Son yapılan fuara çok sayıda belediye de yer aldı. Belediyeler yayıncılık konusunda gizliden gizliye bir birleriyle yarışıyorlar sanki. Çok güzel kaynak eserlere imza atıyorlar. Üniversiteleri de gördüm fuarda. Onlar “Biz de varız” diyorlar. CNR Kitap Fuarı bu yıl en büyük alanı engelli yazar ve çizerlere ayırmış. Engelsiz kalemler köşesinde onlarca yazar okurlarıyla buluştu.

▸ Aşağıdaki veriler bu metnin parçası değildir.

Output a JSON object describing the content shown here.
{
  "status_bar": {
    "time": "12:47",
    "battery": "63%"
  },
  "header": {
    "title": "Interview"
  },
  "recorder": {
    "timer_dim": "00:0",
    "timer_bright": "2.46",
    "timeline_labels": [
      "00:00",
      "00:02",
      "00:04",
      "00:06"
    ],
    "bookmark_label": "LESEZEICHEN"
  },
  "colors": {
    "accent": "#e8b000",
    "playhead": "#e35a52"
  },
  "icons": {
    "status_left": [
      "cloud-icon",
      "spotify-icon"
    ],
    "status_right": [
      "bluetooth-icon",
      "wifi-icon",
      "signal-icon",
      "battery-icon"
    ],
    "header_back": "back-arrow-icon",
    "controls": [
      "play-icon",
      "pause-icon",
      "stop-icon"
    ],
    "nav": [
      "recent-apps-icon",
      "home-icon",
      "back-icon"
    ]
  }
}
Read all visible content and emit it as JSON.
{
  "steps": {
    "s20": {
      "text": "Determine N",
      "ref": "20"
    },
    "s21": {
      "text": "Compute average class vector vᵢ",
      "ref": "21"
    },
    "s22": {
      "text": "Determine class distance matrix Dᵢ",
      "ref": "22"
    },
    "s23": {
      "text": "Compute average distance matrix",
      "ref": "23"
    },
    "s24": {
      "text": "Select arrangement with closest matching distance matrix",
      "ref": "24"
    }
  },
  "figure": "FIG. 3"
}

Bu yıl fuara son günde gidebildik. YGS sınavı olunca bir nebze rahattı diyebilirim. Çok sayıda yazar dostum ve arkadaşımla karşılaştık. Bazılarının misafiri olduk. Çaylarını içtik. Yaptığımız kısa sohbetlerde ilgiden memnun olduklarını gördük. İçeriye girer girmez Demirhan Kadıoğlu ile karşılaştık. Onun etrafı her zamanki gibi hayranlarıyla doluydu. Biraz ilerleyince birlikte çalışmaktan gurur duyduğum Bayrampaşa Belediyesi Eski Başkanımız İstanbul Milletvekili Hüseyin Bürge ile sarmaş dolaş olduk. Yanındaki heyete ilk çalışma arkadaşlarımdan diye tanıtması mutlu etti beni.  Sevgili vekilimden ayrılır ayrılmaz Mine İzgi hanım ile göz göze geldik. Kısa sohbetimizin ardından nazik bir şekilde imzalı kitap hediye etti bize. İnceleye inceleye gezerken Kayseri'den oğlu ile gelen Güner Dinçaslan ile görüştük. Bu sefer yazar olarak oğlu Bahadırhan vardı masada. Güner hanım çok mutluydu. Azerbeycan'da satış rekorları kıran ve bol ödül alan Gülay Hüseynova, Prof. Dr. Canan Karatay ve 80'ler dizisinden tanıdığımız Ayşe Tolga basının ilgi odağı idi.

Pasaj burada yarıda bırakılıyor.